Georgia religious leaders call for prayer after Paris attacks

Church leaders around Atlanta on Sunday called for prayer for Paris and the people who lost loved ones in the wave of terror attacks that hit the heart of the city on Friday night.

At St. Luke’s Episcopal, a historic church on Peachtree Street, the Rev. Dan Matthews, Jr. delivered a somber, prayer-filled message devoted entirely to the events in Paris.

As Matthews began, a bell also tolled, over and over. Matthews spoke slowly Sunday morning, in cadence with the bells.

“We ask, how long O Lord?” he said. “How long will the violence continue? How long must our sorrow endure? Six locations of terrorism. We watched the news and our hearts broke. It took place in Paris, France. But the location is irrelevant. Because what happened on Friday happened to all of humanity everywhere. We are all diminished by their deaths.”

With each statement, another bell sounded from the church organ.

“Each bell represents a person. Each bell tolls for a life extinguished,” Matthews said. “Extinguished by fear. Extinguished by bigotry. Extinguished by hate. One hundred twenty nine individuals who woke on Friday morning, with their lives ahead of them. For them, today we will pause. We know it is not enough. We know their lives are worth more recognition than this.”

“Yet, despite the seeming feebleness of our attempt, today this will be our remembrance,” Matthews said. “No more words. They fall short in this moment. Let us, in silence observe the tolling for those who have died while we pray fervently to God, that these bells never ring again.”

At that moment, as the morning sun pushed through the stained glass windows, the sanctuary packed with worshipers reminded silent except for the bells. Heads were bowed. Prayers were said. Lost lives were remembered as Matthews asked God to receive the victims “into the arms of your mercy, into the blessed rest of everlasting peace, into the glorious company of the saints in light.”

As the bell tolled for the 129th time, Matthews said “Amen.”

-- From staff writer Carrie Teegardin

‘The wickedness of men’

At Eagles Landing First Baptist Church in McDonough, Pastor Tim Dowdy also urged his congregation to pray for the families in Paris.

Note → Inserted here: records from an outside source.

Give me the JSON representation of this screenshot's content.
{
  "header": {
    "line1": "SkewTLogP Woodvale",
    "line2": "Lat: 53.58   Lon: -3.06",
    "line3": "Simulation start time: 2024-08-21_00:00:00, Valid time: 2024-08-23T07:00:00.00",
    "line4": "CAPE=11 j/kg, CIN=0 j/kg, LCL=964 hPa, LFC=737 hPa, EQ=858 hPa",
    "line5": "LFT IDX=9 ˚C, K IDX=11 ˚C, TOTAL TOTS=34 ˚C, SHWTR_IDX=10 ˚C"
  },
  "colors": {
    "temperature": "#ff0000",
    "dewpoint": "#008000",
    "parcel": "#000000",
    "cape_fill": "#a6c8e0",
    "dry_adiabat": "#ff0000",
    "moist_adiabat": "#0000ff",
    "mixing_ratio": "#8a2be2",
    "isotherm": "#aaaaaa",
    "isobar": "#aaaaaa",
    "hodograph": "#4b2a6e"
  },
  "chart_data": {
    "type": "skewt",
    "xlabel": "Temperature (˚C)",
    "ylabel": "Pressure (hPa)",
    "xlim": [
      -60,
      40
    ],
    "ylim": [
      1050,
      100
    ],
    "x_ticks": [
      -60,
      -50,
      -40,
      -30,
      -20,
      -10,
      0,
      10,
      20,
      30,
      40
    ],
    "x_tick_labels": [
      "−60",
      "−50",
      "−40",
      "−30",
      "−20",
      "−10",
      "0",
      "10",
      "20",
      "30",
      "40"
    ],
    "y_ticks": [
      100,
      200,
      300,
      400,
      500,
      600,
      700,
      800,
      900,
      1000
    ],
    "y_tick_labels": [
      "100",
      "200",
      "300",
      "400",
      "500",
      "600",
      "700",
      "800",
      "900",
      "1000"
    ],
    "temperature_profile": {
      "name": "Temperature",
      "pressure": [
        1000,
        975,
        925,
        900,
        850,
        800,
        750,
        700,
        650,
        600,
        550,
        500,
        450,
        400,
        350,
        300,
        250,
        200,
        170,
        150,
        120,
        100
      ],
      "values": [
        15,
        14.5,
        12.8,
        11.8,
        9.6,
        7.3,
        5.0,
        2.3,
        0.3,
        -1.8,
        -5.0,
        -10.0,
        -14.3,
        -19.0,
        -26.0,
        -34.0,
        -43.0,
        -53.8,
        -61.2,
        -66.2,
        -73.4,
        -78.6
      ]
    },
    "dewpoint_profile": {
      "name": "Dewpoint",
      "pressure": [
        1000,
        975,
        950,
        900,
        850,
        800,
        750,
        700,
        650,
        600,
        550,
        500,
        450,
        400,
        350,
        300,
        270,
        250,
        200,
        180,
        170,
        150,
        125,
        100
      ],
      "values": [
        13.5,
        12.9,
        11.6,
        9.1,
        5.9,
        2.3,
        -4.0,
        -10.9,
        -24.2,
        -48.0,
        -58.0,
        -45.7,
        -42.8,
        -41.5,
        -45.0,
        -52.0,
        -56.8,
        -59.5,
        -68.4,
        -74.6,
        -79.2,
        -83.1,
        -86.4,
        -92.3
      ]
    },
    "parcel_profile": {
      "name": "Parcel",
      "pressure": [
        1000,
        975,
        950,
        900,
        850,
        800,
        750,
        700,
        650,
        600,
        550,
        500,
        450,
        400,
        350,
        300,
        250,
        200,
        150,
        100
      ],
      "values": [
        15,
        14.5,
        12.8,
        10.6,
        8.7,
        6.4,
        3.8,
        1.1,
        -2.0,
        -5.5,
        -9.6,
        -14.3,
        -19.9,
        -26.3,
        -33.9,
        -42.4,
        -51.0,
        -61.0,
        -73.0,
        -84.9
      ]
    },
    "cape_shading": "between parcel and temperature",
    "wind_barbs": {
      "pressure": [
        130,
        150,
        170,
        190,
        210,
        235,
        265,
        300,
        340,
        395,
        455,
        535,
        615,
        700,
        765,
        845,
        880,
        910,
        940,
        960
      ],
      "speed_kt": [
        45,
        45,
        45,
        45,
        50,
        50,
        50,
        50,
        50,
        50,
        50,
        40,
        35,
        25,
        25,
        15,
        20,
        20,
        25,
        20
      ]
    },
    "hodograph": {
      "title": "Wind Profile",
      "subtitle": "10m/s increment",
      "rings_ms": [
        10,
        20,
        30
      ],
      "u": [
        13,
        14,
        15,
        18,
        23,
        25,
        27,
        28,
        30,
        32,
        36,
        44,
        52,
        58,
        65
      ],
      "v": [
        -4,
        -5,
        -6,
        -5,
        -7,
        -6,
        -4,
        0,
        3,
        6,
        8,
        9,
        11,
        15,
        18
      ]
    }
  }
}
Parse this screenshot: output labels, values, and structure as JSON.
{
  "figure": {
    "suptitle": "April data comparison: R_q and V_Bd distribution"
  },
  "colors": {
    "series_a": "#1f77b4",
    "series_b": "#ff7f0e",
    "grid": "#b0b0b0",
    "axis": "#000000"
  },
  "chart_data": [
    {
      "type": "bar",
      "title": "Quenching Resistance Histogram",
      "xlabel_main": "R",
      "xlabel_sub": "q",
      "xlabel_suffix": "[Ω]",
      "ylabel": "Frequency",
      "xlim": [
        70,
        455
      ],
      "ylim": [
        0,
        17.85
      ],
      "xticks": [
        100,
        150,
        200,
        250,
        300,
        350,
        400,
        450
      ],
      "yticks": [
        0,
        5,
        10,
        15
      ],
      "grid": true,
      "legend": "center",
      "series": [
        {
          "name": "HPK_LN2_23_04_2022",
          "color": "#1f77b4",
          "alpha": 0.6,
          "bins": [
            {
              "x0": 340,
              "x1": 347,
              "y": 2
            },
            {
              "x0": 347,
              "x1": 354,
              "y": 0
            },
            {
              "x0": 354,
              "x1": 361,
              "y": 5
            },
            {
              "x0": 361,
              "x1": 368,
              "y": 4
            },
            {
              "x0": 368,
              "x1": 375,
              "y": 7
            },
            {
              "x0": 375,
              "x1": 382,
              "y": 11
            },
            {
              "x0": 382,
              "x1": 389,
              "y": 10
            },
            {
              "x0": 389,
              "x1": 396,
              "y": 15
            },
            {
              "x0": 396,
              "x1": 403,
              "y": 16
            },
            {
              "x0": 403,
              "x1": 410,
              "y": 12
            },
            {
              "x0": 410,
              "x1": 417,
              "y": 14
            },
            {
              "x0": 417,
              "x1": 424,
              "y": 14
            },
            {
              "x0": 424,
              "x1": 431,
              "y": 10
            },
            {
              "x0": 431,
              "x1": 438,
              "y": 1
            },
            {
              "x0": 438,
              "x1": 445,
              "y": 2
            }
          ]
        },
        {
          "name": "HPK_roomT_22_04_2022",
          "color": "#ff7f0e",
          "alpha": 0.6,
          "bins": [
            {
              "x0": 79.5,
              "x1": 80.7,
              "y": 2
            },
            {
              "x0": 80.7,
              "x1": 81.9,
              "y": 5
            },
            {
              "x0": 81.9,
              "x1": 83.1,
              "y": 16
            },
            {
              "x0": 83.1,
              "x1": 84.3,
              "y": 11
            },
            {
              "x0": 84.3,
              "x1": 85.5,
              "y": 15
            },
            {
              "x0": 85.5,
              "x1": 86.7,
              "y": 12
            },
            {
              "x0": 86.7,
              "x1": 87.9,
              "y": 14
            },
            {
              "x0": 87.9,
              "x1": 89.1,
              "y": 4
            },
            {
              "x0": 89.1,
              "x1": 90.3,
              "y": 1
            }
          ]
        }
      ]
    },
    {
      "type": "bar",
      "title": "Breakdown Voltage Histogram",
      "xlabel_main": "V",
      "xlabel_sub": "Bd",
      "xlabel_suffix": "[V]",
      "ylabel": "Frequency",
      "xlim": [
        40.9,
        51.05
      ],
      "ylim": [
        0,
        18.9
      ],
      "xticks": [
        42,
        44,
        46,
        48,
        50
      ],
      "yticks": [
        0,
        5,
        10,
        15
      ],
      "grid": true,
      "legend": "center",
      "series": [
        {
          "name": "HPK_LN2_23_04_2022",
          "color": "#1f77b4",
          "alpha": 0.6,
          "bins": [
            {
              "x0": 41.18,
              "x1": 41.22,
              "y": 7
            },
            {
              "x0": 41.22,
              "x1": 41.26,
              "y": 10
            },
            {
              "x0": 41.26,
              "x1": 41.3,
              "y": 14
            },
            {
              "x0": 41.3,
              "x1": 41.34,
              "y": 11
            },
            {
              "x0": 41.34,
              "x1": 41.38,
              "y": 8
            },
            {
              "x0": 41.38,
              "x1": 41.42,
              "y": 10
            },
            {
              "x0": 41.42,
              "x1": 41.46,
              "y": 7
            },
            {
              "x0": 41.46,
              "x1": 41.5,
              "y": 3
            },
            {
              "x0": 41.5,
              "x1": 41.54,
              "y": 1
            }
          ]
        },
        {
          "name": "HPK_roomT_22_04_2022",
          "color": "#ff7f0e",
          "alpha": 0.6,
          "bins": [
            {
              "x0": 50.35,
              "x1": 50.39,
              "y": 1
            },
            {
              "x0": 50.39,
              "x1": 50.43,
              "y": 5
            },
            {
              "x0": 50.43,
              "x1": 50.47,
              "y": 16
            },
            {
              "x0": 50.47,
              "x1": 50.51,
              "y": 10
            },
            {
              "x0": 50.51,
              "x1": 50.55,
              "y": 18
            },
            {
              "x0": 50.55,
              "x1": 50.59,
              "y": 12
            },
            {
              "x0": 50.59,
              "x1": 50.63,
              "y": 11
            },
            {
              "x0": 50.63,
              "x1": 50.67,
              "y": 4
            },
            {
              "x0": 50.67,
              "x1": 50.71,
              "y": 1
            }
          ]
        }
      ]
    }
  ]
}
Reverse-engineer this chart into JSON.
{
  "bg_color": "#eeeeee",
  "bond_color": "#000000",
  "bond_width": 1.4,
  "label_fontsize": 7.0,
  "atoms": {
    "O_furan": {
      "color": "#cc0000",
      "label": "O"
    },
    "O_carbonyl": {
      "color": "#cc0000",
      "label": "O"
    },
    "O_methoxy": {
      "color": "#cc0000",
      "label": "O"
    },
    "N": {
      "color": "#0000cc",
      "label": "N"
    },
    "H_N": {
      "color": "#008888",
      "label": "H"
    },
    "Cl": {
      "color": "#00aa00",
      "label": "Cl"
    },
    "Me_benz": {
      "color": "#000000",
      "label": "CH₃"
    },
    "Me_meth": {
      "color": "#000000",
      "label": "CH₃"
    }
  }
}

“It’s horrific what the wickedness of men will carry out in the world,” Dowdy said Sunday morning. “Lives have been forever changed.”

He also said that people should pray for the perpetrators of Friday’s horrific attacks, as well.

“We also need to pray for those wicked men that God will work in such a way that even the wicked in the world will come to know Him and their hearts will be changed,” he said.

-- From staff writer Tammy Joyner

'Let peace fill the earth'

At the Jewish synagogue Congregation Shearith Israel in Morningside, Rabbi Melvin Sirner briefly recounted the events in Paris. He then asked the congregation to join in reading a prayer that is not part of the usual liturgy: A Prayer for Peace.

The prayer includes the stanza:

For all who live on earth shall realize
we have not come into being to hate or to destroy
We have come into being to praise, to labor, and to love.

And it concludes with:
Let love and justice flow like a mighty stream
Let peace fill the earth as the waters fill the sea.

-- From staff writer Michael E. Kanell

'God has blessed us'

At the 11 a.m. service at Antioch Baptist Church North, worshipers were reminded to pray for the people of Paris, especially those who lost loved ones in Friday's terrorist attack.

"Sometimes we take freedom for granted," co-pastor Kenneth Alexander told those fathered at the downtown Atlanta church. "God has blessed us that we weren't under attack."

Too often, Alexander said, we don't realize how blessed we are until we see others endure tragedy.

"Let's pray for those who are being terrorized."